Ways we can do this:​

Early intervention and support is crucial in getting it right for every child in our settings, we can have a huge impact by looking at what is in our power to support right now. To ensure that we are doing everything we can to meet any need that any child has, and ensure that our records reflect the journey of the child and what we know about them. It is important to note that sometimes children may require requests for assistance from other professionals, but our support must not be dependent on these referrals or labels.

Many of children’s needs can be met by making thoughtful adaptations within our everyday, universal support approaches.

To be neurodiversity affirming, we shouldn’t wait until a child is identified as neurodivergent to implement inclusive practices. Instead, design your core routines and environment with neurodiverse learners in mind from the start.

This might mean reducing sensory and cognitive overwhelm, setting realistic and achievable expectations, and providing regular opportunities for movement throughout the day.

Rethink norms around eye contact—understand that it isn’t comfortable or necessary for all children. In ELC, offer invitations to engage rather than forcing participation. As children move into more structured school environments, there may be more non-negotiable tasks, but your approach still matters. For instance, allowing a child to finish their current activity before transitioning, using ‘now and next’ visuals, maintaining consistent routines, and giving clear preparation for upcoming changes.

Visual timetables support all children, not just those who are neurodivergent.

Creating quiet, calming spaces within the learning environment is also vital. These should always be available, allowing children to access them whenever they need a moment of regulation or downtime.

Be curious about what might be driving a particular behaviour—all behaviour is communication, there is always a reason behind it.

Avoid using shame and blame. This can harm a child’s sense of self-worth and increase feelings of isolation. positive relationships are key to supporting all children, but particularly neurodivgent children.

Above all, remember that our interactions with children have a powerful impact. A small moment—positive or negative—can shape how a child feels, learns, and connects. Strive to make those moments supportive, respectful, and inclusive.

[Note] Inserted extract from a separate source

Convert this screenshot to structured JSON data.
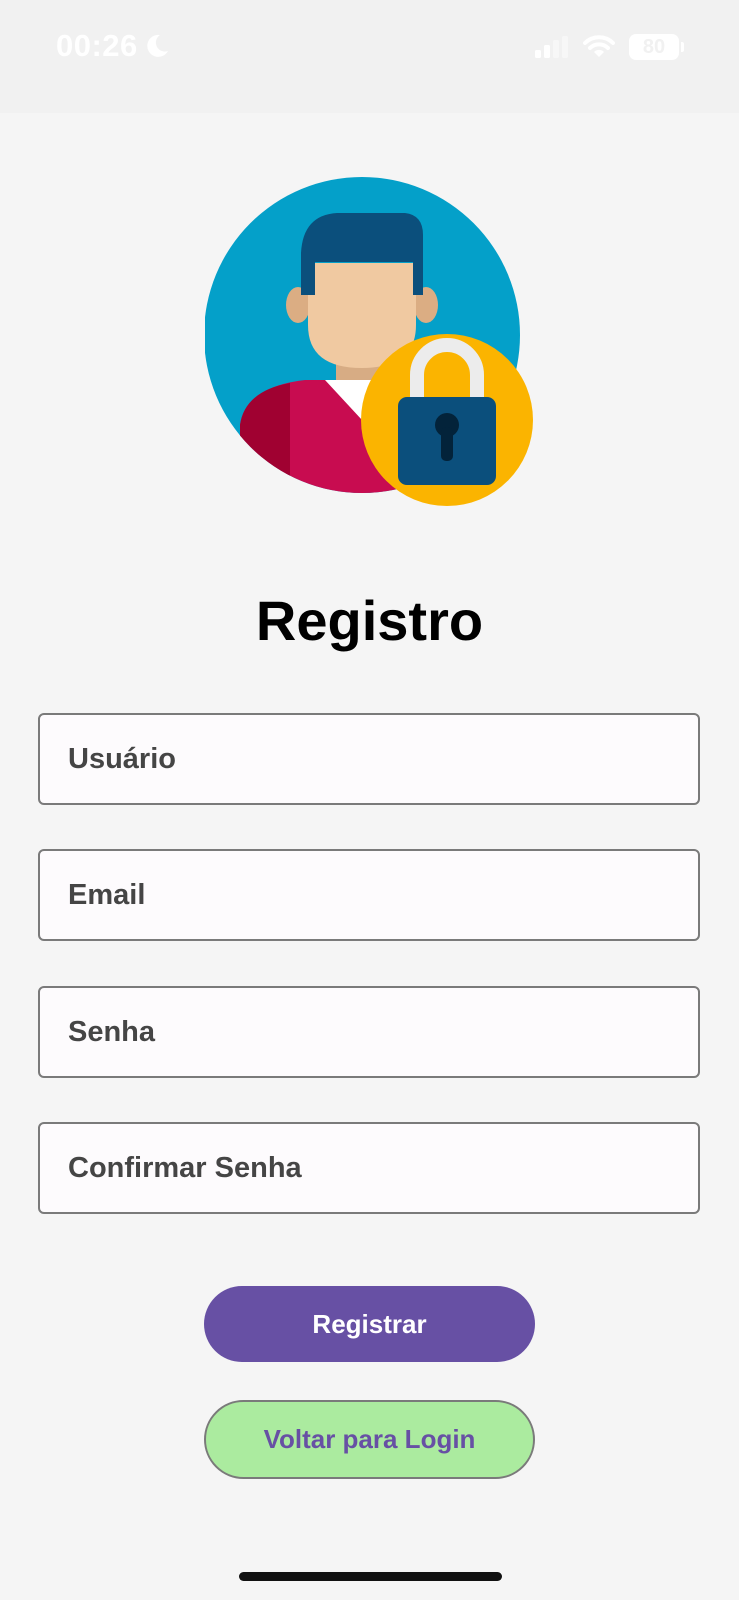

Modelling Respectful and Positive Touch

Staff must always remain mindful that children have different comfort levels and responses to physical touch. Some children may actively seek out affection and physical closeness, while others may prefer to avoid it entirely—and both responses are completely valid.

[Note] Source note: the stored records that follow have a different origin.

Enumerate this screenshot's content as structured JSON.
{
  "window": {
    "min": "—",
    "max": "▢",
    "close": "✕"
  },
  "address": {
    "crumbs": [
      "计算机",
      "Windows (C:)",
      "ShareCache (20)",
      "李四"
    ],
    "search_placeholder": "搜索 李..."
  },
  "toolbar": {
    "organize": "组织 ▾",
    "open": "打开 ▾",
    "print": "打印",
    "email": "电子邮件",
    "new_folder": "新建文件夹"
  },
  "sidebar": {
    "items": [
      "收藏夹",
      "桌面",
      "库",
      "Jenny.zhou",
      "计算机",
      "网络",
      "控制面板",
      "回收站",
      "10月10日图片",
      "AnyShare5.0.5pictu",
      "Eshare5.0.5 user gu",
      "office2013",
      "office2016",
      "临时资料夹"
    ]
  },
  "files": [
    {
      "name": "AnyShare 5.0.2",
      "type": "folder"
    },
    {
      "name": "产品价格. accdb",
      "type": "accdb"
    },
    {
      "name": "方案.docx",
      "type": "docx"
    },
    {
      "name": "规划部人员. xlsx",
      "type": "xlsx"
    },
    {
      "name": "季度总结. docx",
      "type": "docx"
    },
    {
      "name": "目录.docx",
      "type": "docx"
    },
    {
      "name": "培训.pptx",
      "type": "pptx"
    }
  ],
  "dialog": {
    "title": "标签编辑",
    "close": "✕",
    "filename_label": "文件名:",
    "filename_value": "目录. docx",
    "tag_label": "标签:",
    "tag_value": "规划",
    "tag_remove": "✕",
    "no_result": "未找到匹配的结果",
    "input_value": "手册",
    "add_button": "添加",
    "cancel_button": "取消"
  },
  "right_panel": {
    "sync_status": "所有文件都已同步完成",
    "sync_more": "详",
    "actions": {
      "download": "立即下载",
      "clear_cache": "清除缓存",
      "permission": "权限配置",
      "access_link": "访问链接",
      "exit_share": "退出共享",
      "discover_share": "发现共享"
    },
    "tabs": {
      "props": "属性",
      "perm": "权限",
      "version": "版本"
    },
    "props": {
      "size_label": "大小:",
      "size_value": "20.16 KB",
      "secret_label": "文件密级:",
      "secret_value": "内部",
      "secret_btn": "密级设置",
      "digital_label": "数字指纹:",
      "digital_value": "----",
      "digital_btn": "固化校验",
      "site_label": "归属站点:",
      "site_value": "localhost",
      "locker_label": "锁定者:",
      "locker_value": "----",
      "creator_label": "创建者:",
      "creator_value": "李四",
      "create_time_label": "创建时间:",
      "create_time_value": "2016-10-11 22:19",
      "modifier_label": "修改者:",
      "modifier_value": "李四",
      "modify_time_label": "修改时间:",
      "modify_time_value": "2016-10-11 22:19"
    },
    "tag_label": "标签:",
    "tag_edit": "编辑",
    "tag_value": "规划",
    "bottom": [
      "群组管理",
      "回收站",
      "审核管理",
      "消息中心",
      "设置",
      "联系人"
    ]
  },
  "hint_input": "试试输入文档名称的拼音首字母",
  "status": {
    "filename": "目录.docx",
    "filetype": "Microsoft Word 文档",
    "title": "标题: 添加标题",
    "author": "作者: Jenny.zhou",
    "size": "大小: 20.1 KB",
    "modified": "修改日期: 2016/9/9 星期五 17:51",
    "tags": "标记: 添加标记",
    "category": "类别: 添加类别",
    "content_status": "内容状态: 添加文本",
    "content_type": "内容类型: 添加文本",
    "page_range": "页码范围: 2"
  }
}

Adults should prioritise giving children autonomy and choice when it comes to their own bodies. This means seeking consent wherever possible, using language such as, “Would you like a cuddle?” or “Is it okay if I sit here?” to model respectful interaction.

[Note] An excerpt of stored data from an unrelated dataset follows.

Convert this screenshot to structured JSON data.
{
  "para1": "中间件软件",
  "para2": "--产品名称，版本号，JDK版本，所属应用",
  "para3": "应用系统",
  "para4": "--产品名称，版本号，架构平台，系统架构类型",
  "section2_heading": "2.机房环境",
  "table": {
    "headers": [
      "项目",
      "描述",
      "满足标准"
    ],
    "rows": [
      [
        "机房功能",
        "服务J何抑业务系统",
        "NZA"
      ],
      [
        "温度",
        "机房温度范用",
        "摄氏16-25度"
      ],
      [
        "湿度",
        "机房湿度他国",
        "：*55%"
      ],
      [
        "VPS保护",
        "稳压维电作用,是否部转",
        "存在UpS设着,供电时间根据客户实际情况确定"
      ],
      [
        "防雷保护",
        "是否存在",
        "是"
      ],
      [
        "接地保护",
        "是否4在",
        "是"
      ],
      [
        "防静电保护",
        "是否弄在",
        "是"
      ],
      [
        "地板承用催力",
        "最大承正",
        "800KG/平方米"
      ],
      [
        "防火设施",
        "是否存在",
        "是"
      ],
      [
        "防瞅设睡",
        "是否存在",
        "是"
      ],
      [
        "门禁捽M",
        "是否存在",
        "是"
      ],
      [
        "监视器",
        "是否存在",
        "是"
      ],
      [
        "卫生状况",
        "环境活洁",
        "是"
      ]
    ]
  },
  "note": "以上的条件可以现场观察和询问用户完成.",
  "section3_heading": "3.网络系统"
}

Physical touch should never be used to control or coerce a child. Actions like pulling a child by the hand, repositioning them without consent, or physically guiding their hands to complete a task can undermine their sense of agency and safety.

Instead, foster an environment where touch is always respectful, consensual, and in tune with each child’s individual needs and preferences.

 

Focused observations are valuable tools for self-evaluation, helping to identify areas for improvement. They also provide factual insights about your service or a child’s experience within the environment. 

Once you have worked out the need that the child is communicating through their behaviours, it’s time to put in place some support strategies. Keep in mind that all children are different and what works for one child may not benefit another. Give sufficient time to embed a new strategy, it may not have an impact straight away. Use a Care Plan + to ensure that all practitioners are on the same page and are using the same approaches. Involve families so that similar strategies might be adopted at home.